Correlation Between Kore Mining and Kootenay Silver
Can any of the company-specific risk be diversified away by investing in both Kore Mining and Kootenay Silver at the same time? Although using a correlation coefficient on its own may not help to predict future stock returns, this module helps to understand the diversifiable risk of combining Kore Mining and Kootenay Silver into the same portfolio, which is an essential part of the fundamental portfolio management process.

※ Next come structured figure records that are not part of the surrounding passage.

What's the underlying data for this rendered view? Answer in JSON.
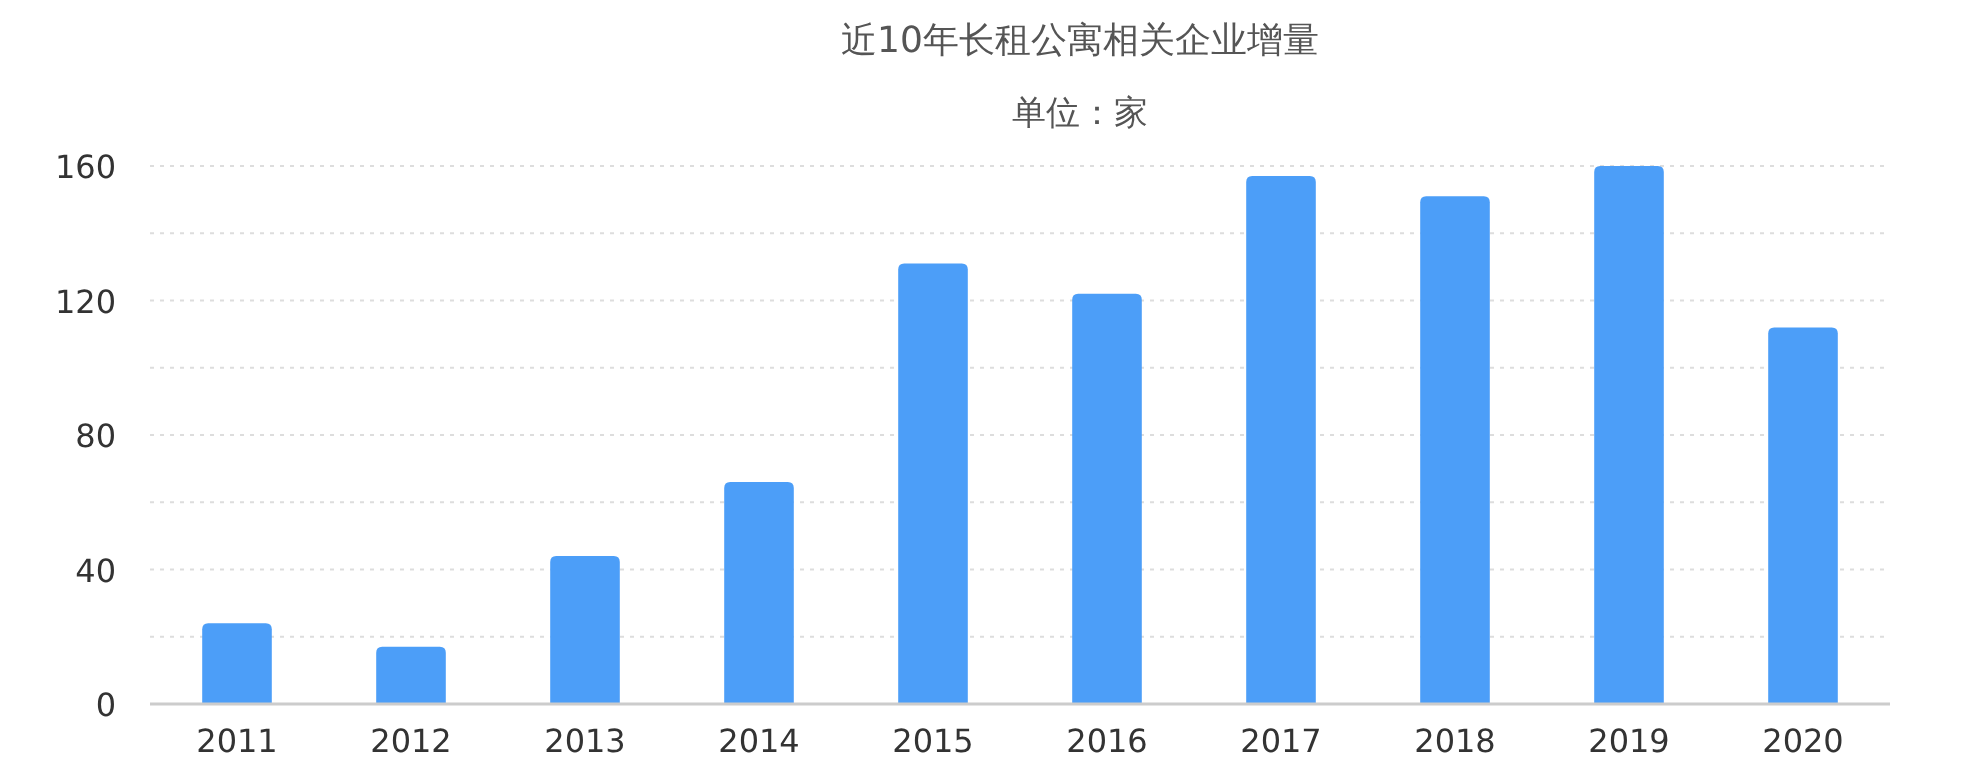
{
  "chart_data": {
    "type": "bar",
    "title": "近10年长租公寓相关企业增量",
    "subtitle": "单位：家",
    "categories": [
      "2011",
      "2012",
      "2013",
      "2014",
      "2015",
      "2016",
      "2017",
      "2018",
      "2019",
      "2020"
    ],
    "values": [
      24,
      17,
      44,
      66,
      131,
      122,
      157,
      151,
      160,
      112
    ],
    "color": "#4c9ef8",
    "ylim": [
      0,
      160
    ],
    "yticks": [
      0,
      {
        "value": 20,
        "label": null
      },
      40,
      {
        "value": 60,
        "label": null
      },
      80,
      {
        "value": 100,
        "label": null
      },
      120,
      {
        "value": 140,
        "label": null
      },
      160
    ],
    "grid": "y"
  }
}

By analyzing existing cross correlation between Kore Mining and Kootenay Silver, you can compare the effects of market volatilities on Kore Mining and Kootenay Silver and check how they will diversify away market risk if combined in the same portfolio for a given time horizon. You can also utilize pair trading strategies of matching a long position in Kore Mining with a short position of Kootenay Silver. Check out your portfolio center. Please also check ongoing floating volatility patterns of Kore Mining and Kootenay Silver.

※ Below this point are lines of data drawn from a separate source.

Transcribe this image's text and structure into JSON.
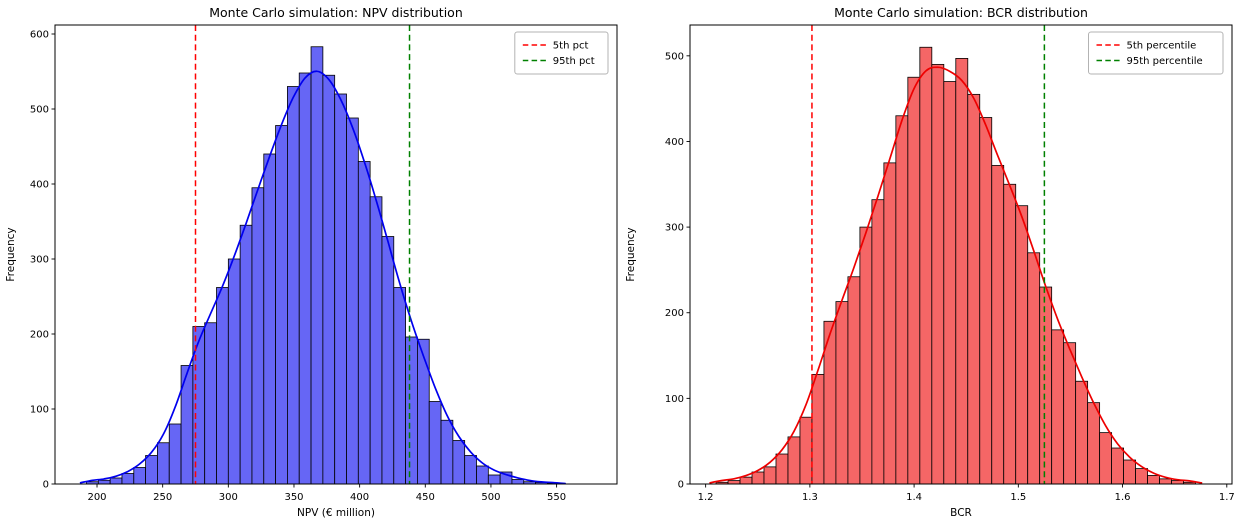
{
  "figure": {
    "background": "#ffffff"
  },
  "chart_data": [
    {
      "type": "histogram",
      "title": "Monte Carlo simulation: NPV distribution",
      "xlabel": "NPV (€ million)",
      "ylabel": "Frequency",
      "xlim": [
        168,
        596
      ],
      "ylim": [
        0,
        612
      ],
      "xticks": [
        200,
        250,
        300,
        350,
        400,
        450,
        500,
        550
      ],
      "xtick_labels": [
        "200",
        "250",
        "300",
        "350",
        "400",
        "450",
        "500",
        "550"
      ],
      "yticks": [
        0,
        100,
        200,
        300,
        400,
        500,
        600
      ],
      "ytick_labels": [
        "0",
        "100",
        "200",
        "300",
        "400",
        "500",
        "600"
      ],
      "grid": false,
      "legend_position": "top-right",
      "bar_fill": "#6666f5",
      "bar_edge": "#000000",
      "curve_color": "#0000ee",
      "bin_start": 192,
      "bin_width": 9,
      "values": [
        3,
        5,
        8,
        14,
        22,
        38,
        55,
        80,
        158,
        210,
        215,
        262,
        300,
        345,
        395,
        440,
        478,
        530,
        548,
        583,
        545,
        520,
        488,
        430,
        383,
        330,
        262,
        196,
        193,
        110,
        85,
        58,
        38,
        24,
        12,
        16,
        6,
        3,
        2,
        1
      ],
      "vlines": [
        {
          "x": 275,
          "color": "#ff0000",
          "label": "5th pct"
        },
        {
          "x": 438,
          "color": "#008000",
          "label": "95th pct"
        }
      ]
    },
    {
      "type": "histogram",
      "title": "Monte Carlo simulation: BCR distribution",
      "xlabel": "BCR",
      "ylabel": "Frequency",
      "xlim": [
        1.185,
        1.705
      ],
      "ylim": [
        0,
        536
      ],
      "xticks": [
        1.2,
        1.3,
        1.4,
        1.5,
        1.6,
        1.7
      ],
      "xtick_labels": [
        "1.2",
        "1.3",
        "1.4",
        "1.5",
        "1.6",
        "1.7"
      ],
      "yticks": [
        0,
        100,
        200,
        300,
        400,
        500
      ],
      "ytick_labels": [
        "0",
        "100",
        "200",
        "300",
        "400",
        "500"
      ],
      "grid": false,
      "legend_position": "top-right",
      "bar_fill": "#f56666",
      "bar_edge": "#000000",
      "curve_color": "#ee0000",
      "bin_start": 1.21,
      "bin_width": 0.0115,
      "values": [
        2,
        4,
        8,
        14,
        20,
        35,
        55,
        78,
        128,
        190,
        213,
        242,
        300,
        332,
        375,
        430,
        475,
        510,
        490,
        470,
        497,
        455,
        428,
        372,
        350,
        325,
        270,
        230,
        180,
        165,
        120,
        95,
        60,
        42,
        28,
        18,
        10,
        6,
        4,
        2
      ],
      "vlines": [
        {
          "x": 1.302,
          "color": "#ff0000",
          "label": "5th percentile"
        },
        {
          "x": 1.525,
          "color": "#008000",
          "label": "95th percentile"
        }
      ]
    }
  ]
}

Diversification Opportunities for Kore Mining and Kootenay Silver
0.45 | Correlation Coefficient |
Very weak diversification
The 3 months correlation between Kore and Kootenay is 0.45. Overlapping area represents the amount of risk that can be diversified away by holding Kore Mining and Kootenay Silver in the same portfolio, assuming nothing else is changed. The correlation between historical prices or returns on Kootenay Silver and Kore Mining is a relative statistical measure of the degree to which these equity instruments tend to move together. The correlation coefficient measures the extent to which returns on Kore Mining are associated (or correlated) with Kootenay Silver. Values of the correlation coefficient range from -1 to +1, where. The correlation of zero (0) is possible when the price movement of Kootenay Silver has no effect on the direction of Kore Mining i.e., Kore Mining and Kootenay Silver go up and down completely randomly.
Pair Corralation between Kore Mining and Kootenay Silver
Assuming the 90 days trading horizon Kore Mining is expected to generate 1.3 times more return on investment than Kootenay Silver. However, Kore Mining is 1.3 times more volatile than Kootenay Silver. It trades about -0.21 of its potential returns per unit of risk. Kootenay Silver is currently generating about -0.31 per unit of risk. If you would invest 4.00 in Kore Mining on August 25, 2024 and sell it today you would lose (1.00) from holding Kore Mining or give up 25.0% of portfolio value over 90 days.
Time Period | 3 Months [change] |
Direction | Moves Together |
Strength | Weak |
Accuracy | 100.0% |
Values | Daily Returns |
Kore Mining vs. Kootenay Silver
Performance |
Timeline |
Kore Mining |
Kootenay Silver |
Kore Mining and Kootenay Silver Volatility Contrast
Predicted Return Density |
Returns |
Pair Trading with Kore Mining and Kootenay Silver
The main advantage of trading using opposite Kore Mining and Kootenay Silver positions is that it hedges away some unsystematic risk. Because of two separate transactions, even if Kore Mining position performs unexpectedly, Kootenay Silver can make up some of the losses. Pair trading also minimizes risk from directional movements in the market. For example, if an entire industry or sector drops because of unexpected headlines, the short position in Kootenay Silver will offset losses from the drop in Kootenay Silver's long position.Kore Mining vs. First Majestic Silver | Kore Mining vs. Ivanhoe Energy | Kore Mining vs. Orezone Gold Corp | Kore Mining vs. Faraday Copper Corp |
Kootenay Silver vs. First Majestic Silver | Kootenay Silver vs. Ivanhoe Energy | Kootenay Silver vs. Orezone Gold Corp | Kootenay Silver vs. Faraday Copper Corp |
Check out your portfolio center.Note that this page's information should be used as a complementary analysis to find the right mix of equity instruments to add to your existing portfolios or create a brand new portfolio. You can also try the Risk-Return Analysis module to view associations between returns expected from investment and the risk you assume.